We are living in a current world that has access to so much knowledge, so much information that it sometimes becomes overwhelming to sort through it all and make it match with our personal ability to reason. Why would an all-powerful God not just jump in the midst of events that seem out of control and do a grand fix? Too much war, disease, injustice! Yes, but in midst of all the craziness, there are pockets of glorious richness.

My prayer for Clint is for God to bring him to a job that will challenge his mind, give him enough money to live comfortably and give him satisfaction that he is making a significant contribution to the world; that God will bring him a soul mate to share his life experiences; that God will pour out his blessings on him to confirm his faith in what cannot be known.

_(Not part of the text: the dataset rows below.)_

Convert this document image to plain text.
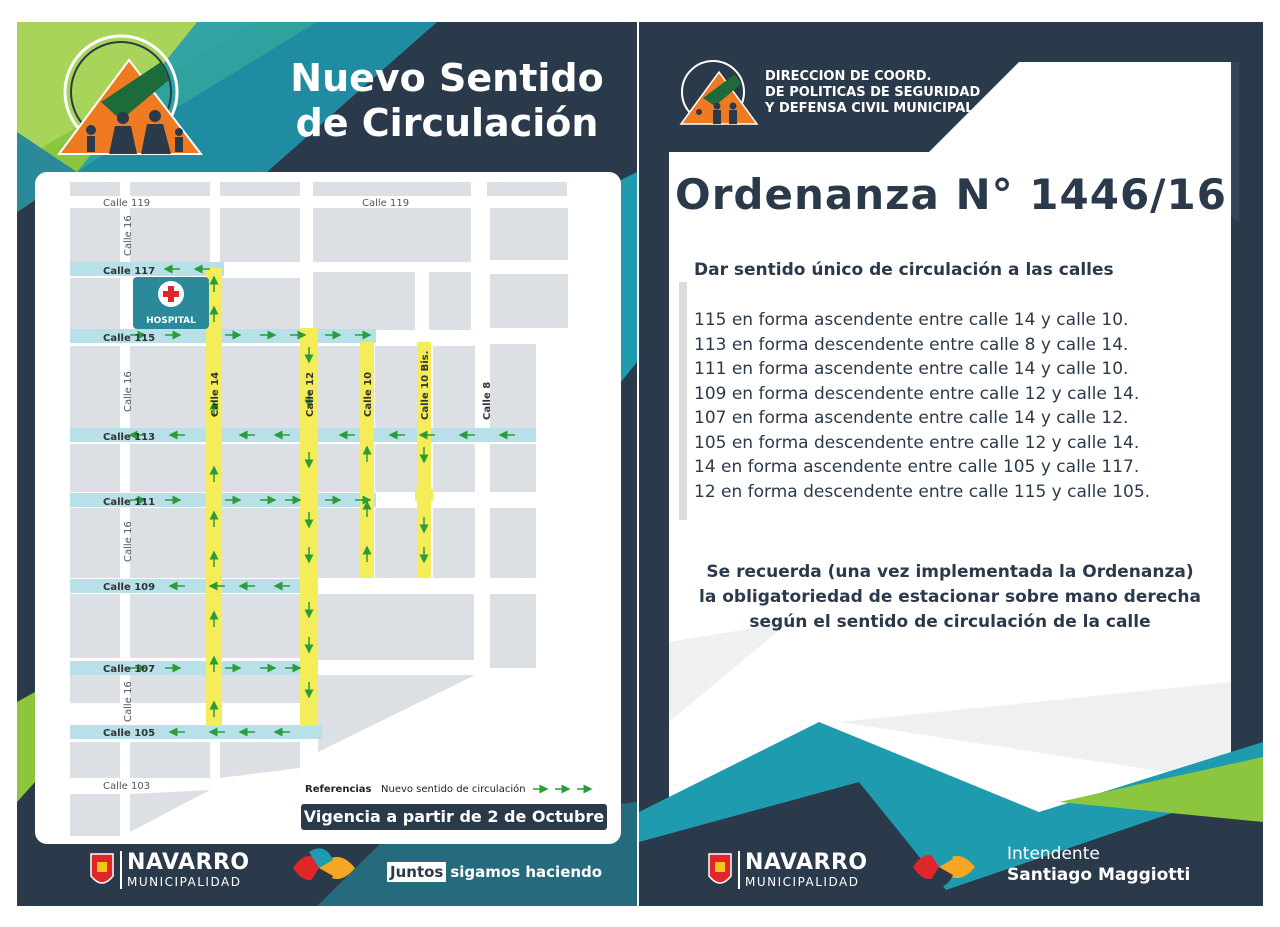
Nuevo Sentido
de Circulación
HOSPITAL
Calle 119	Calle 119
Calle 117
Calle 115
Calle 113
Calle 111
Calle 109
Calle 107
Calle 105
Calle 103
Calle 16
Calle 16
Calle 16
Calle 16
Calle 14	Calle 12	Calle 10	Calle 10 Bis.	Calle 8
Referencias Nuevo sentido de circulación
Vigencia a partir de 2 de Octubre
NAVARRO
MUNICIPALIDAD
Juntos sigamos haciendo
DIRECCION DE COORD.
DE POLITICAS DE SEGURIDAD
Y DEFENSA CIVIL MUNICIPAL
Ordenanza N° 1446/16
Dar sentido único de circulación a las calles
115 en forma ascendente entre calle 14 y calle 10.
113 en forma descendente entre calle 8 y calle 14.
111 en forma ascendente entre calle 14 y calle 10.
109 en forma descendente entre calle 12 y calle 14.
107 en forma ascendente entre calle 14 y calle 12.
105 en forma descendente entre calle 12 y calle 14.
14 en forma ascendente entre calle 105 y calle 117.
12 en forma descendente entre calle 115 y calle 105.
Se recuerda (una vez implementada la Ordenanza)
la obligatoriedad de estacionar sobre mano derecha
según el sentido de circulación de la calle
NAVARRO
MUNICIPALIDAD
Intendente
Santiago Maggiotti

Yes, our bodies will turn to dirt just like the great names and the anonymous ones who have gone before us, but our spirits do continue…blessings to all on this All Saints Sunday, when we keep special remembrance for those who have passed on before us.

Hebrews 12:1 Therefore since we have so great a cloud of witnesses surrounding us, let us also lay aside every encumbrance, and the sin which so easily entangles us, and let us run with endurance the race that is set before us.

Malachi 3:10 “Test me now in this,” says the Lord of hosts “if I will not open for you the windows of heaven, and pour out for you a blessing until it overflows.”